Food must be balanced, without any specific rule. No diet has been proven in terms of preventing and treating cancer. The keto diet, or fasting (even intermittently) are not recommended. If it is true that tumour cells consume more sugar than healthy cells, it has never been proven in humans that a carbohydrate-free diet or fasting reduce the risk of cancer or increases the effectiveness of the treatment. On the contrary, with the risk of malnutrition being greater in case of cancer, any restrictive diet is not to be prescribed under current knowledge. An exception is made if a prolonged corticosteroid therapy is indicated, in this case, rapid intake of salt and sugar must be limited.

Which foods should I favour/avoid?

No food by itself is capable of acting as an anti-cancer remedy, but the role of certain foods is now well-known. Red meats and cold meats increase the risk of cancers, in particular digestive cancers.

They must not be consumed daily. Food rich in fibres and vegetables must be favoured.

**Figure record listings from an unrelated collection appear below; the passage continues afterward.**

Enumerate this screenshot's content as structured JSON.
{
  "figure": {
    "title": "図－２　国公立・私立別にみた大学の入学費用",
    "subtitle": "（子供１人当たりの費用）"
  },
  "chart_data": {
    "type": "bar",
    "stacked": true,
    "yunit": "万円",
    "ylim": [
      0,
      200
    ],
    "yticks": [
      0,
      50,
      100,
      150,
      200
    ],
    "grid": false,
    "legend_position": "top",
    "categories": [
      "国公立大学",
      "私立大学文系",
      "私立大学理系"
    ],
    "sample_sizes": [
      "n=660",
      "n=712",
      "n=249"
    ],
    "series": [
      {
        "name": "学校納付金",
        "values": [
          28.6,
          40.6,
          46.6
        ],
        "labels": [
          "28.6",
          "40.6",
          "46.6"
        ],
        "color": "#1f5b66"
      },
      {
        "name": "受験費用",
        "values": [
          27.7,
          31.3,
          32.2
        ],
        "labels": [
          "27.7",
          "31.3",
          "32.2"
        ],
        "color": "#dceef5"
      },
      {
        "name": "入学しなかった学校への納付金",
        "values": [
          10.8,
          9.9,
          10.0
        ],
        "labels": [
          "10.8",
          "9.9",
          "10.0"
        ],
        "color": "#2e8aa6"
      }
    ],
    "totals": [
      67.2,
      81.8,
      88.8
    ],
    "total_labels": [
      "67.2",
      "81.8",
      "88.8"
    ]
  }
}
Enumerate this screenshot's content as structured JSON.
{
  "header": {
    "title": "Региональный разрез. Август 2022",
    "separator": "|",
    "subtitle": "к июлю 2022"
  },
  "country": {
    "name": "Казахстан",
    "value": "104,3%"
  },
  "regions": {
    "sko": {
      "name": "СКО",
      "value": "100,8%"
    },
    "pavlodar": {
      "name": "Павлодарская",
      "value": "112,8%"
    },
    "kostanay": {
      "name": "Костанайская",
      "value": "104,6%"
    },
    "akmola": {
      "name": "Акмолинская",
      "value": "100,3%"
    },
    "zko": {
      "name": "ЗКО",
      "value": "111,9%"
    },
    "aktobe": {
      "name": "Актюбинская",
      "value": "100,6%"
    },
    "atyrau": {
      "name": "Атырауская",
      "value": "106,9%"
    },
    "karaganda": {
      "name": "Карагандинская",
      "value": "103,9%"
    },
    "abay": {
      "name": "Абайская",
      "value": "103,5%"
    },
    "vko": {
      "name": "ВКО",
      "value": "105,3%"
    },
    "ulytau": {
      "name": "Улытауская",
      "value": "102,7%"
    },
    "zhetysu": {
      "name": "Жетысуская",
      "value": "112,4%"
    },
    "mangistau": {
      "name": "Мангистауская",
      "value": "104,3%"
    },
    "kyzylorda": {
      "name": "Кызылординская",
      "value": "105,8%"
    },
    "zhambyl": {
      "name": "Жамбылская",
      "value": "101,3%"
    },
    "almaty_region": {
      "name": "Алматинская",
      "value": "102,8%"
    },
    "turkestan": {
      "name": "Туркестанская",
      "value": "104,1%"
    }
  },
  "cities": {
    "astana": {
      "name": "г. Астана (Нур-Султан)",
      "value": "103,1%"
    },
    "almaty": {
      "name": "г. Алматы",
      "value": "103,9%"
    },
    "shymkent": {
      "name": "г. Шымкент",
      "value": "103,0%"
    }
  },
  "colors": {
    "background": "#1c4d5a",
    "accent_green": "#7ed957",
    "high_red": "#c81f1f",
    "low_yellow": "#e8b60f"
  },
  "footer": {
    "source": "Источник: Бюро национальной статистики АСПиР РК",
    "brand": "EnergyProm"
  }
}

Must I take food supplements?

When the diet is balanced, no supplement, in particular with vitamins, is necessary. On the contrary, taking supplements excessively, like beta-Carotene, can induce an excess risk of cancer. In addition, supplements, including those of a natural origin, have a risk of interaction with a certain number of cancer treatments. Generally speaking, do not take any supplements with or without a medical prescription (vitamins, phytotherapy, homeopathy) before having discussed this with your oncologist. 

What do I do in case of gaining weight?

Being overweight and obesity induce an excess risk of cancer and increase cardiovascular risk.
Being overweight can appear or be aggravated by cancer treatments carried out through prolonged hormone therapies and corticosteroid therapy.
It is therefore important to maintain your body weight during and after treatments. Key elements are a balanced diet, rich in fish and food of a plant origin (vegetable fats, rather than animal fats, fibres, etc.). Regular physical activity (30 minutes a day minimum, at moderate intensity, brisk walking, for example).

What do I do if I lose weight?

At the start of the illness and during chemotherapy, weight-loss often occurs.
It will be necessary first to identify the reasons for this weight-loss:

Trouble with taste (dysgeusia)
induced by chemotherapy
Digestive disorders
Nausea, vomiting and/or diarrhoea
Oropharyngeal mycosis
inducing food being tasteless
Loss of appetite
Pain when eating food
when the tumour blocks the route
or after radiotherapy, for example

Your doctor will find, with you, the best solution for treating factors favouring weight-loss. 

Most frequently, this is a loss of appetite. To improve the situation, it is recommended to split your food, i.e. make consequential meals, but more frequently during the day, favour food that you like and enrich your usual food (by adding eggs, cream, cheese, for example).

It can also be necessary to supplement your food with ONS (Oral Nutritional Supplements). These supplements are issued at the chemist upon medical prescription. They are available in different forms: milk drinks, fruit juices, biscuit, etc. They are to be taken in addition to meals and must not be substituted for them. Rich in protein, they allow sufficient nutritional intake to be maintained and to correct malnutrition. In extreme cases of malnutrition or in case of a blocking tumour, you can resort to artificial feeding using a tube (tube which goes from the nose directly into the stomach) or by perfusions.

In any case, in case of difficulty balancing your weight, you can call upon the establishment’s nutrition team who looks after you: at first, the dietician and nutritionist doctor. Any weight-loss of >2kg requires dietary management.